Reallocate content investment toward the bottom of the funnel. The hours you used to spend producing top-of-funnel informational volume are better spent on commercial-investigation and transactional content — comparison pages, pricing and cost content, buying guides, service and location pages that answer the questions a near-ready buyer actually asks. This content both survives the Overview and converts when it earns the click. Top-of-funnel content still has a role, but its job has changed: it now exists to build the topical authority that earns you citations and recognition, not to be a traffic line of its own.
Invest in brand and entity building deliberately. Consistent naming, real author credentials, a coherent presence across the sites and profiles Google reads, and genuine third-party recognition are no longer 'nice to have' brand work — they are search infrastructure. They determine whether you are the named, trusted option when an answer gets assembled.
Strengthen the channels you own. Email lists, communities, returning direct traffic, and customer relationships are insulated from algorithmic surfaces by design. Every business should be converting more of its hard-won organic visits into an owned audience it can reach without paying a toll each time, precisely because the toll is getting higher and less predictable.
And compete to be the cited source rather than retreating from it. Being quoted at the top of a commercial query functions like an endorsement and still drives qualified clicks. Pulling yourself out to protect snippets usually trades a real opportunity for a phantom one. The mechanics of earning those citations are covered in detail in our companion guide; the strategic point here is simply that citation visibility is a channel now, and it deserves an owner and a target like any other.

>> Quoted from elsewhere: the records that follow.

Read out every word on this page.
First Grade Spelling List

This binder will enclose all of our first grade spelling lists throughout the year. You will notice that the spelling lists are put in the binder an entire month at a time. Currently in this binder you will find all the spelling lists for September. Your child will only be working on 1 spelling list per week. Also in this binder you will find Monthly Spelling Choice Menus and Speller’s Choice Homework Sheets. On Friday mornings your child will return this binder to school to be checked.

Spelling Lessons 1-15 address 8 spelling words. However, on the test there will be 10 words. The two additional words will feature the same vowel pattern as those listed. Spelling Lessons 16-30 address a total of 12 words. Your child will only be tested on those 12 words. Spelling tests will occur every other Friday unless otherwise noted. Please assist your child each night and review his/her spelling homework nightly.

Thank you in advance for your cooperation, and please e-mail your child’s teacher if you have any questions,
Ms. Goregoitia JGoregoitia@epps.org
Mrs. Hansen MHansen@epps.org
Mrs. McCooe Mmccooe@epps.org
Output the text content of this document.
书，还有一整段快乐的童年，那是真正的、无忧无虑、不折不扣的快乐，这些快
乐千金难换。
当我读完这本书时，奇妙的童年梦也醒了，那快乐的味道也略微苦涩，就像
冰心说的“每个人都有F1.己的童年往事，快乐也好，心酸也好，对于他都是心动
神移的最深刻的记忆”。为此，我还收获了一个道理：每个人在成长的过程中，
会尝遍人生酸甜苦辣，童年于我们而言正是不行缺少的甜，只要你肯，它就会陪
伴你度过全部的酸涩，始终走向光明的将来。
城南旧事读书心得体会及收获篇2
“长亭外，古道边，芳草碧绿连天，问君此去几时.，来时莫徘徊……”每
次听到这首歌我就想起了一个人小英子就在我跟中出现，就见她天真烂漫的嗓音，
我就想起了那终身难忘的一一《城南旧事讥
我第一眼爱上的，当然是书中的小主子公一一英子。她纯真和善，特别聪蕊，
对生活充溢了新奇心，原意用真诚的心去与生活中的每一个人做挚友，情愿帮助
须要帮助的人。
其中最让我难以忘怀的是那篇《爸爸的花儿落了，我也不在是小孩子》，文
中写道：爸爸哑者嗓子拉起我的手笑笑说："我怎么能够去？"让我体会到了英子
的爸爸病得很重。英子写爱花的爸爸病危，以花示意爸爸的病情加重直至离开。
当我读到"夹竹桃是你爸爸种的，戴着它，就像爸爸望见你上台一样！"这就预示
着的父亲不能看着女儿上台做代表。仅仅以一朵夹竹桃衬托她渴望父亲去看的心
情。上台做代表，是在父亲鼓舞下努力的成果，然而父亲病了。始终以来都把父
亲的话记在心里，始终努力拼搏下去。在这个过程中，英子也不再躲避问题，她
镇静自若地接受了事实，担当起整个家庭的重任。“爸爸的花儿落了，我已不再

What This Means for Budget and Measurement
The reallocation has to show up in two places that marketers often forget to update: the budget and the scorecard.
On budget, the temptation is to read 'organic clicks are falling on informational queries' as 'cut SEO.' That is the wrong cut. What is falling in value is a specific kind of low-intent traffic, not organic as a discipline. The smarter reallocation moves spend within organic — away from churning out top-of-funnel volume and toward authority, entity signals, technical health, and bottom-funnel content — and increases investment in owned channels. On the paid side, the same logic applies: as the informational free lane narrows, the commercial and local intent that still converts becomes more contested, which raises the strategic value of well-run paid search and paid social to capture demand the Overview is funnelling rather than answering. The total marketing investment may not change much; where inside the mix it sits should.
On measurement, the harder problem, the core principle is to stop reporting on volume that no longer correlates with money. Sessions and raw organic traffic are now noisy proxies that can fall for healthy reasons — an Overview answering a low-value query you never monetized anyway — and stay flat while real demand shifts beneath them. The metrics that deserve top billing are down-funnel and brand-led: leads, calls, quote requests, qualified pipeline, branded search growth, and direct/returning traffic. Track click-through trends by intent segment rather than in aggregate, because the aggregate hides the very pattern you are managing. And expect more volatility quarter to quarter than the old ten-blue-links world ever produced; judge the trend over quarters, not days.
The businesses that come through this period strongest will not be the ones that found a clever trick to game the Overview. They will be the ones that read the redistribution correctly, moved their effort to where value actually concentrated, and rebuilt their reporting around outcomes instead of pageviews. AI Overviews didn't end search marketing. They repriced it — and the repricing rewards exactly the fundamentals that were always supposed to matter.